The circle of life is as wonderful as it is terrible. There is no beginning as there is no end. It just goes round and round again. The age differences between some of us sometimes become too obvious, they can either destroy relationships or bring people closer together, or there are those situations in which there is no age difference but a growth one.
What am I talking about? I have no idea either. Sometimes, when looking at the big picture, nothing makes sense anymore, and everything makes sense all of a sudden. The big picture doesn’t include anything material, not even your body. The big picture is only about feelings, emotions, cravings. Sometimes I look at my daughter and understand that nothing matters more than her warm hug and her arms around my neck. It’s only for a couple of minutes, but in that moment it feels like an eternity. Her eyes following my every move, her mouth trying to imitate my sounds, my husband’s smile from the other corner of the room, the feeling when we are together is all I need when nothing makes sense anymore.

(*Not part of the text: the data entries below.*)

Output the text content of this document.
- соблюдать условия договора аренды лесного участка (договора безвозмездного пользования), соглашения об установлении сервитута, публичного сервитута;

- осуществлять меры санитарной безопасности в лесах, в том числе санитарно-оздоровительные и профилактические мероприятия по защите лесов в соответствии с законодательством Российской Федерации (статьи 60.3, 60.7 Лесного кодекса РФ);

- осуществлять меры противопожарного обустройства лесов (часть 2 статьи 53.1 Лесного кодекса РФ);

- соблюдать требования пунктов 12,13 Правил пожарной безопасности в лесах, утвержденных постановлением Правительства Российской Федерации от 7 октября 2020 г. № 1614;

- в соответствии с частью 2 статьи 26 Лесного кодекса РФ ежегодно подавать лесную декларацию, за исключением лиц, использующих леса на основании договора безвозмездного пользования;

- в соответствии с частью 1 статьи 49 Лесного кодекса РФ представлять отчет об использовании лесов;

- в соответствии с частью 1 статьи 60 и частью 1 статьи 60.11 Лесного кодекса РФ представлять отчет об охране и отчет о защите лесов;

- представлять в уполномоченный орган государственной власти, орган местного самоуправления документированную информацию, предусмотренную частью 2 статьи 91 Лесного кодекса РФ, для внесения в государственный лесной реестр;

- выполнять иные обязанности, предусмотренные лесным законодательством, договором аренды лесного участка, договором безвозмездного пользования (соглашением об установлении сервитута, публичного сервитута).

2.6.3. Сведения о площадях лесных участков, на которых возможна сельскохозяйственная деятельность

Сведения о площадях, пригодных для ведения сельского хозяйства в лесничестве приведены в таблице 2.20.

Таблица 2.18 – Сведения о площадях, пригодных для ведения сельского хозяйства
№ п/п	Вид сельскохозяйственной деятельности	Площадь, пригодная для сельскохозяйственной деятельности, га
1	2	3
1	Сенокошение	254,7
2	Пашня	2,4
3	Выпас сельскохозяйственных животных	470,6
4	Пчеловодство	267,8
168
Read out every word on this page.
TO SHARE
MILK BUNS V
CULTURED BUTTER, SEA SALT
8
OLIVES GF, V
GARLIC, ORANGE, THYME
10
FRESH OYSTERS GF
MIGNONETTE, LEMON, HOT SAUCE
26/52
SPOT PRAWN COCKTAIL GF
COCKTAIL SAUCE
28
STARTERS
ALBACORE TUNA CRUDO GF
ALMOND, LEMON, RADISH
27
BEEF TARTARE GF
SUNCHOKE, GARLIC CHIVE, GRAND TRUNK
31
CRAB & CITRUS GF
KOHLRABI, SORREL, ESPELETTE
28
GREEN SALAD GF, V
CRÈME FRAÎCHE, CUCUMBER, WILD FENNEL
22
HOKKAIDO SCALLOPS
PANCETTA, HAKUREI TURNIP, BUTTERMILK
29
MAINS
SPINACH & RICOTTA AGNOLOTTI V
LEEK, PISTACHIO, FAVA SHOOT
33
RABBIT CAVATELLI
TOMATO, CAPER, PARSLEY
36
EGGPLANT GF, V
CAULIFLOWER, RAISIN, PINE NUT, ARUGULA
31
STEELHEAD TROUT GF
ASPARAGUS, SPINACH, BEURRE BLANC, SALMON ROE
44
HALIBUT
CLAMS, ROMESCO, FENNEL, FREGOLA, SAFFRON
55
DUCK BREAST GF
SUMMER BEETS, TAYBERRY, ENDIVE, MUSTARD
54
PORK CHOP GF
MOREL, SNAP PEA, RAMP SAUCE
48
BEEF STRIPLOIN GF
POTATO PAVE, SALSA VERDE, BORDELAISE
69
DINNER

I am who I am and you are who you are. No one can be something else than what they are supposed to. Someone used to say that to me many years ago and we had huge fights about those statements. Still, maybe he was right. Maybe you can’t escape yourself and the person you have created behind all your social masks. Can you? That tiny or massive person, sitting and waiting for you to wake up will be ready to kick and push you over the limits. And in the end nothing really matters. All the struggles, all those daily, insignificant problems, all that nothing to which we all pay to much attention to; everything… it’s all a distraction. And the circle will keep spinning, your time will run out and for a split second you will feel that warm eternal feeling that you have always craved for and you will just be.